Born in the mid-70s, our friends’ son Michael joined our two families. All children of your loved ones are special. However, neither we nor the parents truly noticed how unique and creative their son was and would become. Michael had a rough adolescence and teen years. Perhaps contributing to that was the usual rebelliousness and then expressing it through music. He’d never shown much interest in any instrument but took up the guitar and, you guessed it, rock music. On the edge rock. He also essentially was self-taught both on guitar and composition. You may think this a familiar story. Its start, yes. Its progression, not likely. From rock to classical music it progressed rapidly. It was questionable that Michael could get into a music school given his college credits to that point. However, he got accepted to a less than mediocre school. Note that he never had a course in composition but amazed his professors. It wasn’t long before he wrote his first classical composition for full orchestra. And he was in his early 20s! That new beginning for a troubled teen catapulted him to becoming a world renowned and awarded composer who taught himself the piano and violin. His compositions span pieces for solo instruments, to ensemble groups, to many symphonic works, and, most recently an opera for one voice with piano and string accompaniment. Premiered and widely acclaimed, that composition is currently being made into a documentary movie.

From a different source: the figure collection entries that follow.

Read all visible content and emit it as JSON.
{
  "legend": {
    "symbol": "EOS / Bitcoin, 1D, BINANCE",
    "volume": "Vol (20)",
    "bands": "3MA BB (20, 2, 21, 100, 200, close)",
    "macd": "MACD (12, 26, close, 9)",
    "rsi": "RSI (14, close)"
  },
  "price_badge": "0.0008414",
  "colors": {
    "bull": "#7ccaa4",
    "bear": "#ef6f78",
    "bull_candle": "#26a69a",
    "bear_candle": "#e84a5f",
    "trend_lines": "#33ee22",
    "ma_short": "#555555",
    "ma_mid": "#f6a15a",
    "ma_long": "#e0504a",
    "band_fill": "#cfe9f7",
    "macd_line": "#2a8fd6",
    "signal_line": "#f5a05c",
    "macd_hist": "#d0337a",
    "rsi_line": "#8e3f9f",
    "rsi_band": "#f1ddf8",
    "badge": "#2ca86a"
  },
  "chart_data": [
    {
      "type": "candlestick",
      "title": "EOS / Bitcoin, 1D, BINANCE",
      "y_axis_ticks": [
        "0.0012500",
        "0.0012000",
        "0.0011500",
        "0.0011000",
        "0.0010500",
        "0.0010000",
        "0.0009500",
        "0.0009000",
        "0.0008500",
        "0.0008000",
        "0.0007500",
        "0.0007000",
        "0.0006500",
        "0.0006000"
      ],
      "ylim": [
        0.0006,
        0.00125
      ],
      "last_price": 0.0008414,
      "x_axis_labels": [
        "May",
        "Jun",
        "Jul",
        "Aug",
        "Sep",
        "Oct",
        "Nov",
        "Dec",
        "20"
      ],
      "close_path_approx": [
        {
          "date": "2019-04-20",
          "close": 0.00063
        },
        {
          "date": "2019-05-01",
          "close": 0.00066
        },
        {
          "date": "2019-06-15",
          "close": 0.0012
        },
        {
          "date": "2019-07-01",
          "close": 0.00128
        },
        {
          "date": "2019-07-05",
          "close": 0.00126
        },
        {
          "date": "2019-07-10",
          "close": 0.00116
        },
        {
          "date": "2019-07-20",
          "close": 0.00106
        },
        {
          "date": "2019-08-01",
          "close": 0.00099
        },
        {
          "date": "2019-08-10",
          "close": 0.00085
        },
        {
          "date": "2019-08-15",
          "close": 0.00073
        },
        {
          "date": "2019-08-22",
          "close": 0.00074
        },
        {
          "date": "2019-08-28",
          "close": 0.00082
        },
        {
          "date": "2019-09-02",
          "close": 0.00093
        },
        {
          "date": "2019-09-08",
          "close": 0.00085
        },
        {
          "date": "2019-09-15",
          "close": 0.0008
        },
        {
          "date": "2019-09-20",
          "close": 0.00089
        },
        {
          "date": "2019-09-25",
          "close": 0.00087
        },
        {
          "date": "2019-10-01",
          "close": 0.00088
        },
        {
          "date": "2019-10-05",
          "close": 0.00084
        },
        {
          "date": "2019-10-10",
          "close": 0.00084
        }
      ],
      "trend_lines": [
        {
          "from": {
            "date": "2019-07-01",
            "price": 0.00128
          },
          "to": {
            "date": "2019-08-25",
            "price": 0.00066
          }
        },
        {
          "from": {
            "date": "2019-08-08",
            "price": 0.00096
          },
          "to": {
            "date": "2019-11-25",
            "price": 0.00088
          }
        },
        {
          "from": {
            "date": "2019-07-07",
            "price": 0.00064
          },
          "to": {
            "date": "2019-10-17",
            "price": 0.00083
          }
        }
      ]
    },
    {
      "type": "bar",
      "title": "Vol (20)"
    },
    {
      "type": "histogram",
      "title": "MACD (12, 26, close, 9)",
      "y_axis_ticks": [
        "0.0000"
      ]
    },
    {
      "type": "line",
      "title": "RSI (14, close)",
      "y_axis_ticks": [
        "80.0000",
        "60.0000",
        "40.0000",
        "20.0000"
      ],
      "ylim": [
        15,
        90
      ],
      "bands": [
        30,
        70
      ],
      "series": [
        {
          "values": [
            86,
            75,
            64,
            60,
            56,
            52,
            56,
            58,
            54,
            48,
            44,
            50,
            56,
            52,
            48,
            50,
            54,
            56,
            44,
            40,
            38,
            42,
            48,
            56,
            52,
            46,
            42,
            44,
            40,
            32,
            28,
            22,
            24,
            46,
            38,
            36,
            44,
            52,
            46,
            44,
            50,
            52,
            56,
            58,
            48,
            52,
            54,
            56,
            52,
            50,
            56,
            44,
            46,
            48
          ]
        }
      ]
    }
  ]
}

Michael is an extreme example of a theme of this chapter: our creativity and uniqueness. But outside of classical music, the world’s music is replete with proof of our limitless creativity and uniqueness. Even if a folk song is sung by someone other than the composer, it is unique. Paintings, poetry, novels, histories, automobiles, boats, etc., demonstrate my point. And the list can be extended widely across life as we know it.
Were we chatting and I asked: “Give me examples of creativity and uniqueness that you know about?” “Or from your family and friends, or you personally, no matter how small they may seem but you still remember them”.
Ah yes, what our minds are capable of conjuring. These – some would call them mental games – keep us linked to our memories and thus our own fingerprints and the unique snowflake defining who we are. And this is all done in this moment in time.